I have talked to many children over the years, through my work at Childline and CAFCASS, who found themselves in that situation. They often feel that they are at the centre of that battle and not individuals themselves. I remember another famous quote that the noble and learned Baroness, made at another time: we should never see children as objects of concern but as subjects in their own right. When parents haggle over children as property, it is our responsibility to ensure that their welfare is seen to. What has happened in the outside world is that in our attempt to focus, mainly on fathers, I have to say—there is not a balance between mothers and fathers, but a particular focus on the needs of fathers—we have lost some of that understanding of welfare, and the press really believe that fathers have had a bad deal.
I draw attention to a piece of research that was carried out recently by the University of Warwick under the auspices of the Nuffield Foundation. It looked at a large number of cases—197 were analysed—
and determined how the county courts used a number of orders. It found that in contact orders,
“the courts are actively promoting involvement with the non-resident parent under the welfare paramountcy principle without the need for any further additional legislation. In 50% of all parental disputes studied, the post court care arrangement included regular, overnight contact allowing both parents to have involvement in the child’s day to day routine. 25% of cases ended in daytime only contact with the non-resident parent. Contact is often built up gradually by the courts using interim orders. This allows the courts to find an arrangement that works for the parent and the children”.

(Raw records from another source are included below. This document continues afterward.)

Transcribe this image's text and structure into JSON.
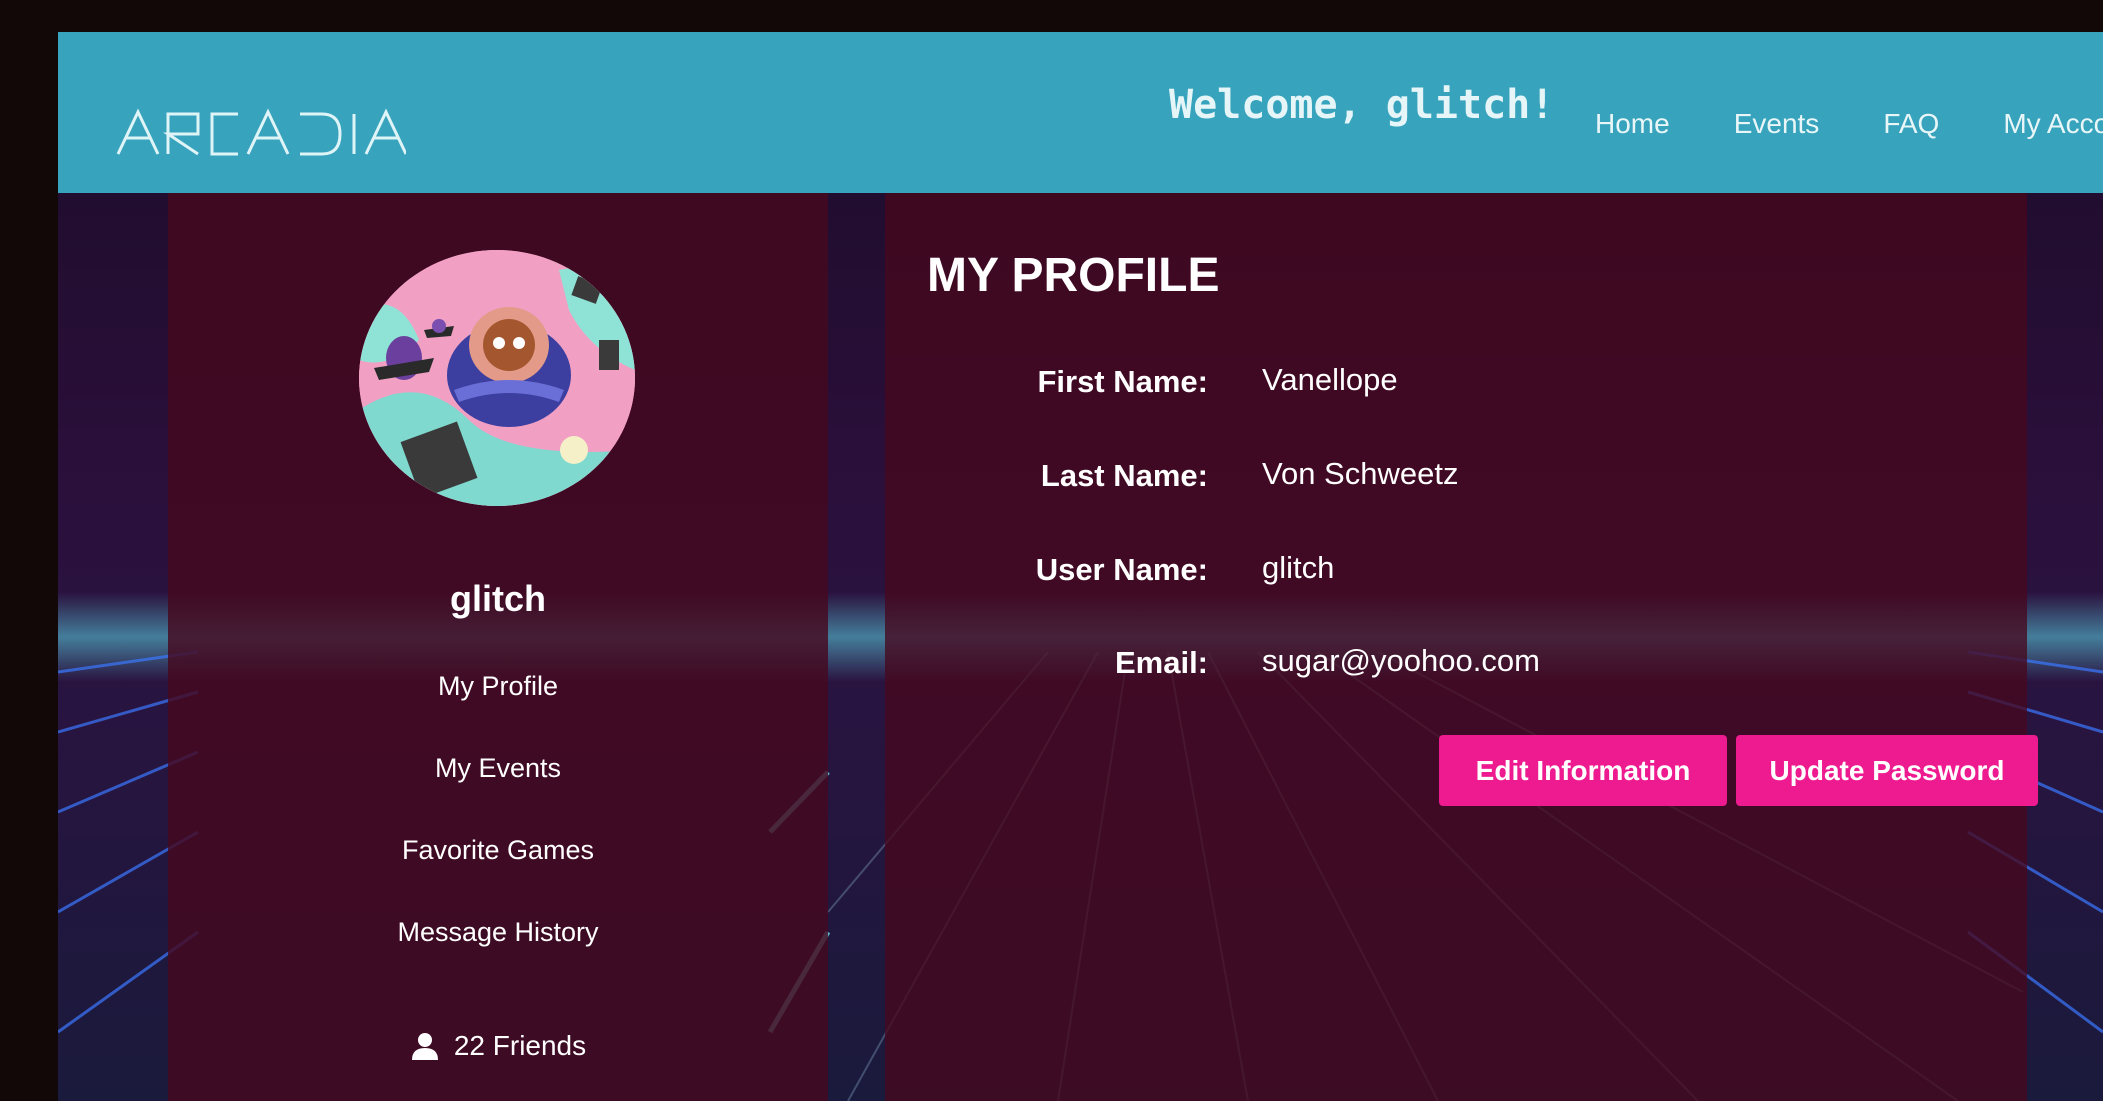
{
  "brand": {
    "logo_text": "ARCADIA",
    "welcome": "Welcome, glitch!"
  },
  "nav": {
    "items": [
      "Home",
      "Events",
      "FAQ",
      "My Acco"
    ]
  },
  "sidebar": {
    "username": "glitch",
    "menu": [
      "My Profile",
      "My Events",
      "Favorite Games",
      "Message History"
    ],
    "friends_label": "22 Friends",
    "friends_icon": "user-icon"
  },
  "profile": {
    "title": "MY PROFILE",
    "fields": [
      {
        "label": "First Name:",
        "value": "Vanellope"
      },
      {
        "label": "Last Name:",
        "value": "Von Schweetz"
      },
      {
        "label": "User Name:",
        "value": "glitch"
      },
      {
        "label": "Email:",
        "value": "sugar@yoohoo.com"
      }
    ],
    "edit_button": "Edit Information",
    "password_button": "Update Password"
  },
  "colors": {
    "header": "#37a3bc",
    "accent": "#ee1a8f",
    "panel": "#46081e"
  }
}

However, as the noble and learned Baroness, Lady Butler-Sloss, pointed, out, our great concern is for the families who do not go to court. Courts will often find a good solution and be able to work through it. However, there is sometimes a perception among families that there is a presumption that children will be shared. I sometimes think of that picture from the Old Testament of the child being held up by one leg with the sword of Damocles held over it; it was the good parent who said, “No, I don’t want my child to be shared”. That is often what you find: it is the good parent who gives in and gives the child to the other parent, because they want the best for their child. It is therefore on that basis—and before my voice gives out—that I support the noble and learned Baroness’s amendment.